Have you read Smart But Scattered? It offers specific suggestions about teaching executive functioning. A daily planner type folder that goes back and forth to school each day might help. Teacher writes (or checks that he has written) the day's homework assignments at the end of the day, Mom checks it, helps or oversees the homework, signs it, and kid returns it each day. That kind of organized, structured action each day might build some neural connections in the realm of planning and organization. At first, Mom and teacher are responsible for remembering to bring the folder back and forth - eventually, the child should take that responsibility. That was just an example - I don't know exactly what skill you want to teach or what problem you want to solve. Is he in Middle School next year? If he is changing classes and teachers, he will especially need a system to keep things straight.

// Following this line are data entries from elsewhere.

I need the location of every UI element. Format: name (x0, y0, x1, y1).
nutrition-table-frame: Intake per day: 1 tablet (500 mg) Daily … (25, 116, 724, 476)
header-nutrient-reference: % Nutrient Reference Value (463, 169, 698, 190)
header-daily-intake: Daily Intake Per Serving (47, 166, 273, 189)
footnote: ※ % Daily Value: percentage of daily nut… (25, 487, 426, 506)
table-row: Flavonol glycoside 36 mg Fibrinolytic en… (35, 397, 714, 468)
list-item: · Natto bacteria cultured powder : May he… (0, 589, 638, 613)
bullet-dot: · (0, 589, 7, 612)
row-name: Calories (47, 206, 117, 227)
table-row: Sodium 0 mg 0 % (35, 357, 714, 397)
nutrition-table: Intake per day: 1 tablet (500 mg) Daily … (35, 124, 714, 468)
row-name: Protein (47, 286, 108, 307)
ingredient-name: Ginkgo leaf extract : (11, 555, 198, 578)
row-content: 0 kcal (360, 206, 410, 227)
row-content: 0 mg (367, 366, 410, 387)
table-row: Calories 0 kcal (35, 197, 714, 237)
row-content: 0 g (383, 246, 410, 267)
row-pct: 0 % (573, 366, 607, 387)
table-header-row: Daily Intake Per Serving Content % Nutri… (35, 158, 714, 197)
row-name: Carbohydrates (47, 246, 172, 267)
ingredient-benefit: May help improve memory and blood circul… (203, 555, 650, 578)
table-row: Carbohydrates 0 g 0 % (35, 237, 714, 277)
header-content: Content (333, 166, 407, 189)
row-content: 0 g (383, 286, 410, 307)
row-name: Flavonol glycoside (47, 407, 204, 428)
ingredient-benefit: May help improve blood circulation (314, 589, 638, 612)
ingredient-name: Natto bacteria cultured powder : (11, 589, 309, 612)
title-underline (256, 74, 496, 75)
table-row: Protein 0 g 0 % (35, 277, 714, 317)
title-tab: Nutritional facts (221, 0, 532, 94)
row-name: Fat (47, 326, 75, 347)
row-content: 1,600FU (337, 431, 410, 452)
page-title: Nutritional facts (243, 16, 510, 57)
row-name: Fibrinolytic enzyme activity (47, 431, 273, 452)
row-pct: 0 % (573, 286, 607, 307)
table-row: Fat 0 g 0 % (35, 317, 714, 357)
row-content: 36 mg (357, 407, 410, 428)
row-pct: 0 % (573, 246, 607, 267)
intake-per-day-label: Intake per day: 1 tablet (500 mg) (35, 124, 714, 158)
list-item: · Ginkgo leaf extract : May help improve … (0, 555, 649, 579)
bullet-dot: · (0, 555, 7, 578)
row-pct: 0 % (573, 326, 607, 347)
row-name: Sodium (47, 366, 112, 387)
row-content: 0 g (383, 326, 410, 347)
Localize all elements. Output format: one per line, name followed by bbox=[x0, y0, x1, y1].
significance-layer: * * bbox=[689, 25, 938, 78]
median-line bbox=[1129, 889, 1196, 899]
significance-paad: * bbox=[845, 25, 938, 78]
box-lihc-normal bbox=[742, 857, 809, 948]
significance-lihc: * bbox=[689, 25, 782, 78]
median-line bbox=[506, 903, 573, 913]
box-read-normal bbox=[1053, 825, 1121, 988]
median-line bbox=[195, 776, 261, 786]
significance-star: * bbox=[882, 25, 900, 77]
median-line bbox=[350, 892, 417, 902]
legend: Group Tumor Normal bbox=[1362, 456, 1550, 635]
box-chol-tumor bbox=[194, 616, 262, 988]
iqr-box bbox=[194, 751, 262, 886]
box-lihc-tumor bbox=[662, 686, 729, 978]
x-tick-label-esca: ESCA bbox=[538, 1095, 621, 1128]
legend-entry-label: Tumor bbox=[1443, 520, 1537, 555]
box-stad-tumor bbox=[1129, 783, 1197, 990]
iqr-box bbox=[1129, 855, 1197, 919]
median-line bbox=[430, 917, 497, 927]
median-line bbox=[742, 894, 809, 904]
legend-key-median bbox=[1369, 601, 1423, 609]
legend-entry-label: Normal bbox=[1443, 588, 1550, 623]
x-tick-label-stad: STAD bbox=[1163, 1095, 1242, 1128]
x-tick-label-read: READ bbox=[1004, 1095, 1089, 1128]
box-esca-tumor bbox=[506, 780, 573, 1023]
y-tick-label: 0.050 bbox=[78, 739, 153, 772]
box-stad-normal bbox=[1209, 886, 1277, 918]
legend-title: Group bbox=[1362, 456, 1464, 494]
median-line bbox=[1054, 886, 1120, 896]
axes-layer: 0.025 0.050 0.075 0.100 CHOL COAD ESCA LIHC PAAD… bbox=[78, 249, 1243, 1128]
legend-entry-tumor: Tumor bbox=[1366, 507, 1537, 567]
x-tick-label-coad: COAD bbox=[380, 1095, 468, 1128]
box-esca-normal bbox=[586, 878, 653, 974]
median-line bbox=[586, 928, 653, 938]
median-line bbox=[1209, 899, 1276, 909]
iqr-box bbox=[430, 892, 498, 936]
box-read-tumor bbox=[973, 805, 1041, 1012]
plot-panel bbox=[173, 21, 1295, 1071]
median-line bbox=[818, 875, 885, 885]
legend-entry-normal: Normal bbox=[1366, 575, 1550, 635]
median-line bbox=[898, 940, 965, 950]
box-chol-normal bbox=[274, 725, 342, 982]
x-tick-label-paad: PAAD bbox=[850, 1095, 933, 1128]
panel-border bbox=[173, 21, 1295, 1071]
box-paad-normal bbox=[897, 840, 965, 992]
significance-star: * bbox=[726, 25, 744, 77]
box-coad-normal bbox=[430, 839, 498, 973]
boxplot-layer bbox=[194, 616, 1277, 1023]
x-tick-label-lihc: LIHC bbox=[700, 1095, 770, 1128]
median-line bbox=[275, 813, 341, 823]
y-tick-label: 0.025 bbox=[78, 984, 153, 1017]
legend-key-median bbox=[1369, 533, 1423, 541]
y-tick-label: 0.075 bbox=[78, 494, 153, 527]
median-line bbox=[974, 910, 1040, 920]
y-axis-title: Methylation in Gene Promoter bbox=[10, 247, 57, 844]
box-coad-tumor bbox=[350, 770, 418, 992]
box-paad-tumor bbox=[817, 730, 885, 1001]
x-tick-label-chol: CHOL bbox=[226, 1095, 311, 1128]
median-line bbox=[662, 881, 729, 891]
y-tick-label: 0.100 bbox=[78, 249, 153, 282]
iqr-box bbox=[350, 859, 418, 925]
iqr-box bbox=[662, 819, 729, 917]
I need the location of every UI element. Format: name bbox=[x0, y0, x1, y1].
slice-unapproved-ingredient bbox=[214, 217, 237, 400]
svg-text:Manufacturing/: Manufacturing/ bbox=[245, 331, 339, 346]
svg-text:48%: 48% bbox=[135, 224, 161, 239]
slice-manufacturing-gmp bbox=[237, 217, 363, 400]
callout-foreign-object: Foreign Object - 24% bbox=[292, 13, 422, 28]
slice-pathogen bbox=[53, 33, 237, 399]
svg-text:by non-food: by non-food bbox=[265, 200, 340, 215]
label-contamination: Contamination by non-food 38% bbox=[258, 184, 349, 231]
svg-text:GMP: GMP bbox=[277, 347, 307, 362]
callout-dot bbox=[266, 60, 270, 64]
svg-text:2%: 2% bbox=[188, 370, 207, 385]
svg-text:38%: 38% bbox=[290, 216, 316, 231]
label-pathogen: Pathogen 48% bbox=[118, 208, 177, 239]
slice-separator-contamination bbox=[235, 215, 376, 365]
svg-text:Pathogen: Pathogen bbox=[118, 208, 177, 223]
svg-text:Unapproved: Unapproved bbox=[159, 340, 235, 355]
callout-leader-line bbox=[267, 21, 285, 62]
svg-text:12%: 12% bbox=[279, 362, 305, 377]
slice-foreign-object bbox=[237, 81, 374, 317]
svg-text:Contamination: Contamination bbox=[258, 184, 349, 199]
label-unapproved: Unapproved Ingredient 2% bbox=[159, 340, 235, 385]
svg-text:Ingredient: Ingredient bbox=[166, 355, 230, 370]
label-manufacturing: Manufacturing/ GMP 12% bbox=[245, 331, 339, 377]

I think what I would do in your place is come up with the specific accommodations you want to implement, to try out the last few weeks of this year. You could either meet with the teacher, or call another IEP meeting (they have to have the meeting if you ask, but if your school year is almost over, they could push it till next year if they are uncooperative - sounds like they might be). If you could just meet with the teacher with a "let's try this" kind of tone, you may get a quicker, friendlier response. If you get a plan going that works, a mini-trial for next year, no one should object to adding it into the IEP. Be sure to document every contact with the school in writing - this could become important if it all becomes a battle.
Consider taking an educational advocate with you to any IEP meeting- a friend who is IEP experienced (a teacher friend perhaps?) or even hiring a pro (look online in your area; it is an emerging profession, hasn't reached every area yet). My city school district used to train volunteers to come to IEPs as family advocates, but no more budget for that program. In any case, you are allowed to bring anyone you want to an IEP. Even if it is only a friend who can take notes, it helps to have back-up.